The 2004 book "The Natural Step for Communities: How Cities and Towns can Change to Sustainable Practices" is a book for practitioners. In 304 pages it provides inspiring examples of changes in Swedish municipal policies and operations, and explains how municipalities in the US and elsewhere can emulate their success. Authors are Sarah James, principal of a community planning consulting firm in Boston and co-author of the American Planning Association's "Policy Guide on Planning for Sustainability" (summer 2002; available for purchse at http://www.plannersweb.com/wfiles/w245.html), and Torbjorn Lahti, planner for Sweden's first eco-municipality and a founder of the Swedish natinal association of eco-municipalities.
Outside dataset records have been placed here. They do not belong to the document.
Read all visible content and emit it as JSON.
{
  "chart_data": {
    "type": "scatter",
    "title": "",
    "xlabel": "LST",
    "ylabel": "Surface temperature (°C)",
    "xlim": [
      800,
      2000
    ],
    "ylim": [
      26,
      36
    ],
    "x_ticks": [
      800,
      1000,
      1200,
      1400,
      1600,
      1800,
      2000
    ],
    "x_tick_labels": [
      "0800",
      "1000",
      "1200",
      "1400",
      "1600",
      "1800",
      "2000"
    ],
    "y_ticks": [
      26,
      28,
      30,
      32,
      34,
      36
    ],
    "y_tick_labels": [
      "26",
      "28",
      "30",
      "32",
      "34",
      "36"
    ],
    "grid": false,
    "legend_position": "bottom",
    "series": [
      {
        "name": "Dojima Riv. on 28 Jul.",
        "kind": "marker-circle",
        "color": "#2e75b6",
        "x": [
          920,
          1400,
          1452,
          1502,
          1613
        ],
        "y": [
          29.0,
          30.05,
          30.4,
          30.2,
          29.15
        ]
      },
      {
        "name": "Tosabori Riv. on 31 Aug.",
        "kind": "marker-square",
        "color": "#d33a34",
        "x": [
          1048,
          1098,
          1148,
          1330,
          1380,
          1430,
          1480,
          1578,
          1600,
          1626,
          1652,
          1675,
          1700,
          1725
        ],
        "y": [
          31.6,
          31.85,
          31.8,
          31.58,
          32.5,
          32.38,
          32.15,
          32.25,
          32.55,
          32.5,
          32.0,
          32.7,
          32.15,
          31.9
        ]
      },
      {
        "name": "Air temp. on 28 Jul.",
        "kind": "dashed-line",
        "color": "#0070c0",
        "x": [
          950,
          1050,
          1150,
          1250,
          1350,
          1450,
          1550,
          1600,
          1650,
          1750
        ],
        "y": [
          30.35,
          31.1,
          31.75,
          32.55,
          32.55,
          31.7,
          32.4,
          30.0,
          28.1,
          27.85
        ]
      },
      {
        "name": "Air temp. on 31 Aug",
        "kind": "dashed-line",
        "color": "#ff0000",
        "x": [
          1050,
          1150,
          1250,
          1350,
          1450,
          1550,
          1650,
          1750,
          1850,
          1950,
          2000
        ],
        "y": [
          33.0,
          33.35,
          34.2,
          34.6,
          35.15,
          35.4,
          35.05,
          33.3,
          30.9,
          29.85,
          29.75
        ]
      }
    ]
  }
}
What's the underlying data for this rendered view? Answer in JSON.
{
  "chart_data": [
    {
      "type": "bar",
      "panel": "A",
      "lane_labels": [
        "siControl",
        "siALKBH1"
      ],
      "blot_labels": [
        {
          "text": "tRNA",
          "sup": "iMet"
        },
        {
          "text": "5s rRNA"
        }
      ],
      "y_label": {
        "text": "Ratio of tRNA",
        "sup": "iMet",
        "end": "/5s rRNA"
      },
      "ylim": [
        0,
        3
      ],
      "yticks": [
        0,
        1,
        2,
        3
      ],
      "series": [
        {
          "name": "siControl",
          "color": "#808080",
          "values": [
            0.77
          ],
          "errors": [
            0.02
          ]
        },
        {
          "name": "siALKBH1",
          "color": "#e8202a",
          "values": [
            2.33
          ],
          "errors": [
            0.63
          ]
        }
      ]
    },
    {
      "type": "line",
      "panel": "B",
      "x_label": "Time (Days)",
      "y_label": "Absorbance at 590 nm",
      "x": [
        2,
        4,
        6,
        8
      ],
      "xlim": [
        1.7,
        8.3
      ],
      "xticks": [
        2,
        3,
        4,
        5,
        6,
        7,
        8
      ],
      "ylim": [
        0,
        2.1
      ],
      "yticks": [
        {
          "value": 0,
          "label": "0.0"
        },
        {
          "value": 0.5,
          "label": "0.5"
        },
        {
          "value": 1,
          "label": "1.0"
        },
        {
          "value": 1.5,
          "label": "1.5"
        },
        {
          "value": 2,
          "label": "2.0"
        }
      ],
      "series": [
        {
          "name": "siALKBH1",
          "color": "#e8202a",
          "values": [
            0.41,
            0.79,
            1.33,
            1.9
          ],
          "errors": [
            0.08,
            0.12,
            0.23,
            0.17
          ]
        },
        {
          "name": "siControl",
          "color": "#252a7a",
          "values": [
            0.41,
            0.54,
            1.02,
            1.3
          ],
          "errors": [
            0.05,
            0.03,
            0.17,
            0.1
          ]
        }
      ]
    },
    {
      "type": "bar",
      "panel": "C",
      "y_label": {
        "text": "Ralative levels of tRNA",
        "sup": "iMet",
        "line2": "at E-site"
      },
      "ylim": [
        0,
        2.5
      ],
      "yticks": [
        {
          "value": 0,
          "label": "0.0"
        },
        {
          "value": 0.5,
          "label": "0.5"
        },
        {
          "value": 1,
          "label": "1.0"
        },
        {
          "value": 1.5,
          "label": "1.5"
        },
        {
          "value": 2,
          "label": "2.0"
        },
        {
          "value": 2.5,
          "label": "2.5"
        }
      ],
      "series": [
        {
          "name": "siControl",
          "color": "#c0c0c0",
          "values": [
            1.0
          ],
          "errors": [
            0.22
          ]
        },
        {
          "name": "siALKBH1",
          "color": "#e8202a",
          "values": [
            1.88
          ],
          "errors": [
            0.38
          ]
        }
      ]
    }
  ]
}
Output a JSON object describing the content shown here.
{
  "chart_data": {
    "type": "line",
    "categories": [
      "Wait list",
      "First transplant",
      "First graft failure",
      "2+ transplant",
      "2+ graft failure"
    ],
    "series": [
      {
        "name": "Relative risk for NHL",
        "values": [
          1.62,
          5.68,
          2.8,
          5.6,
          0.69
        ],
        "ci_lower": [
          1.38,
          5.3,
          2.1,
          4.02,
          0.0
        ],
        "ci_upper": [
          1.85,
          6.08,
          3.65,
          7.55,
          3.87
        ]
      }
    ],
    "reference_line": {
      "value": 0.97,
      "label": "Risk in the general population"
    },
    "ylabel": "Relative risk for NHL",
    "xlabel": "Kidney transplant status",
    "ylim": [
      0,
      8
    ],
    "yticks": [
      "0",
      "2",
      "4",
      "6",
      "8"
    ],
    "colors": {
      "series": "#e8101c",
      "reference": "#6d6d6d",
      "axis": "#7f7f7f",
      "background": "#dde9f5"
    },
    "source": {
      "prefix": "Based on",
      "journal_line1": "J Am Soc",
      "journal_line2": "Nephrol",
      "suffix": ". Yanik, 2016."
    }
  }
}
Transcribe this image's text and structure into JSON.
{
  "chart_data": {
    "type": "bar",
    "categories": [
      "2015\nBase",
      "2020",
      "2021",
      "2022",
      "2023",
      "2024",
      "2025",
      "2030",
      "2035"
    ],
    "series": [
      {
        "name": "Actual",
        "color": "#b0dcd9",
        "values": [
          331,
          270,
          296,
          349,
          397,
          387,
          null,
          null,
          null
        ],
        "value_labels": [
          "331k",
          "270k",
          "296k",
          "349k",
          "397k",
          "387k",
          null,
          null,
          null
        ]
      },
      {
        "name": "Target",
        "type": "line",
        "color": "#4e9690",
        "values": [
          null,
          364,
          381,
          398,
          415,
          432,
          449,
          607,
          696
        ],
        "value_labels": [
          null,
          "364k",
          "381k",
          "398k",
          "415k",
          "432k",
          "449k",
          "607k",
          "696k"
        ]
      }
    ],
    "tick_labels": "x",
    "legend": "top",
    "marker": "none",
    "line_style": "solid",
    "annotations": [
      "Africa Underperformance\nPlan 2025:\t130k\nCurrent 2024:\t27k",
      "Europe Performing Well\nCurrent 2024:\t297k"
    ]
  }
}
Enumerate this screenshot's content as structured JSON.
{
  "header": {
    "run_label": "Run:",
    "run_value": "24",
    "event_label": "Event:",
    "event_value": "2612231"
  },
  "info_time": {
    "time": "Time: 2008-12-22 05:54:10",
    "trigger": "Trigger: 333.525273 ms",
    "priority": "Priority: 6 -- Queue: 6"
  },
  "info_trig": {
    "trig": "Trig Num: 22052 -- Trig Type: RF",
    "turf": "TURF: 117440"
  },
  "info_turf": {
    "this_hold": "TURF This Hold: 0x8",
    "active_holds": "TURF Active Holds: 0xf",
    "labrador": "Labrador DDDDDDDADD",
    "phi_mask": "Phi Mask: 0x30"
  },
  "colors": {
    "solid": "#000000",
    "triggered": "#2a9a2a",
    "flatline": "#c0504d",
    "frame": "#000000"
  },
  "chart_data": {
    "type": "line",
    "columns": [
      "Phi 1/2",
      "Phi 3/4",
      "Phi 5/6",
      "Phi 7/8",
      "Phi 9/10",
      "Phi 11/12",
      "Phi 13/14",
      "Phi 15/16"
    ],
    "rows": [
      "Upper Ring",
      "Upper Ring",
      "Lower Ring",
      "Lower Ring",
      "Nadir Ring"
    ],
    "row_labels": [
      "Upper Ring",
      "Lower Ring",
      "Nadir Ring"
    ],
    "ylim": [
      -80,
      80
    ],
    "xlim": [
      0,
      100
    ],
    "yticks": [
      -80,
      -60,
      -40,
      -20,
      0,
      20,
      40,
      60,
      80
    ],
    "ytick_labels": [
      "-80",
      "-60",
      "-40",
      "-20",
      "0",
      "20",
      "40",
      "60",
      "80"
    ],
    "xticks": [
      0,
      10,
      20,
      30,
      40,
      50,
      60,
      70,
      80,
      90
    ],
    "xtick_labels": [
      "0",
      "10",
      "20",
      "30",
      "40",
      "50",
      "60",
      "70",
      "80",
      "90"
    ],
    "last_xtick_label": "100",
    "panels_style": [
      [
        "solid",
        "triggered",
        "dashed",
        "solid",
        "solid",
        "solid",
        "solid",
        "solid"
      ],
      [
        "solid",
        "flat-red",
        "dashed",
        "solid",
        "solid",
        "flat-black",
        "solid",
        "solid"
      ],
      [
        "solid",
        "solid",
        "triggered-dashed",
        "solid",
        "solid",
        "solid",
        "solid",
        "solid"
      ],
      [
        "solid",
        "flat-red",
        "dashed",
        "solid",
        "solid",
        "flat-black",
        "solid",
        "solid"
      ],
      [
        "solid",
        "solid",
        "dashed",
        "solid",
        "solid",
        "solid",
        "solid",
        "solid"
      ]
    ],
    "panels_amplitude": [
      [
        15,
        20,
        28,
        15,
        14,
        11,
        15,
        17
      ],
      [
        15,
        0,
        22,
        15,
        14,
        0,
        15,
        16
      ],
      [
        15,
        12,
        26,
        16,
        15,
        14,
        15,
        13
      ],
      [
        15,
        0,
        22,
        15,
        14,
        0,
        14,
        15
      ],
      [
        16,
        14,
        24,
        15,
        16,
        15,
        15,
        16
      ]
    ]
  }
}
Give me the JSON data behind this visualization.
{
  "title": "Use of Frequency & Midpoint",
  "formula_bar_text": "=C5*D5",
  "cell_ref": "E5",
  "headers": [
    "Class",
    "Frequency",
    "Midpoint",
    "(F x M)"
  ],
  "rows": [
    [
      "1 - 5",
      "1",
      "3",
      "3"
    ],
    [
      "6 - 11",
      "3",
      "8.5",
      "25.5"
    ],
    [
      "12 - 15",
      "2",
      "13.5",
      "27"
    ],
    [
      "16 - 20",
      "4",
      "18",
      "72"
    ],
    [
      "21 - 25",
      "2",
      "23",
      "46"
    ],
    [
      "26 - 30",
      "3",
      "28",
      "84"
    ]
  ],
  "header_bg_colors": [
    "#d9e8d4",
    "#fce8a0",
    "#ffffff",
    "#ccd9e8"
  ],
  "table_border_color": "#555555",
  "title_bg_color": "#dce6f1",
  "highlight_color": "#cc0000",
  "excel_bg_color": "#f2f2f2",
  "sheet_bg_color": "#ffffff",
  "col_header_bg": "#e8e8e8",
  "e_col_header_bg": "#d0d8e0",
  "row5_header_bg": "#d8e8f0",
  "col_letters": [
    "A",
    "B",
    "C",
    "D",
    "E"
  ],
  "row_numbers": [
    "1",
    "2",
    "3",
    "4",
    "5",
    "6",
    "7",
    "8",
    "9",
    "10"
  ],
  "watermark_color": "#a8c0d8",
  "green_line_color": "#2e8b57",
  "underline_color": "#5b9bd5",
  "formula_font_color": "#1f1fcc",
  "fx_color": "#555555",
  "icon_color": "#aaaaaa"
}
The sixty-plus eco-municipalities in Sweden form the basis of this book. Beginning just over 20 years ago as a village revitalization movement, Swedish eco-municipalities are unique in that they use:
* An integrated approach -- not single-issue initiatives -- that surmount challenges of conflicting priorities, scarce resources, and turf battles.
* A highly participative democratic change process involving citizens and municipal employees, based upon envisioning desired future community conditions where the four system conditions are met, and "backcasting" to determine actions steps that allow the desired future to occur.
* Have spread to towns and large cities in other Nordic countries, Japan and New Zealand, and are inspiring several potential community efforts in Minnesota and Wisconsin.
The success stories -- mostly from Sweden but including many North American ones -- detail significant changes in the areas of:
* Renewable energy sources
* Ecological housing
* Green businesses
* Green buildings
* Ecological education
* Eco-economic / eco-industrial development
* Protecting biodiversity
* Alternatives to fossil-fueled vehicles
* Dealing with waste
* Sustainable agriculture
The book ends with a challenge to the reader: to work in one's community to (1) increase awareness of the need to change (toward a more a sustainable community) and to (2) generate the political will to carry out the change process. The technology, process models and guiding principles are readily available to those who meet this challenge.
See the web site below for details and on-line purchase for $24.95.
What is different about the eco-municipality model for community change?
Many communities in the United States and around the world have initiated and are carrying out sustainable development projects. Green building programs, affordable housing, open space preservation, recycling, climate change initiatives, smart growth initiatives, are just a few of these. While these initiatives have made progress toward sustainable goals, they largely are occurring on a project-by-project or issue-oriented basis. Frequently these efforts, as laudable as they are, are unconnected and not integrated throughout municipal governments and the larger communities.
The eco-municipality approach uses widespread community awareness-raising and integrated municipal involvement. The "common language" afforded by the Natural Step framework fosters understanding of what "sustainability" is and also how to achieve it across all parts of municipal government and the wider community. The likelihood of conflict and competition among resulting actions is therefore minimized, since all sectors are using the same "sustainability playing rules."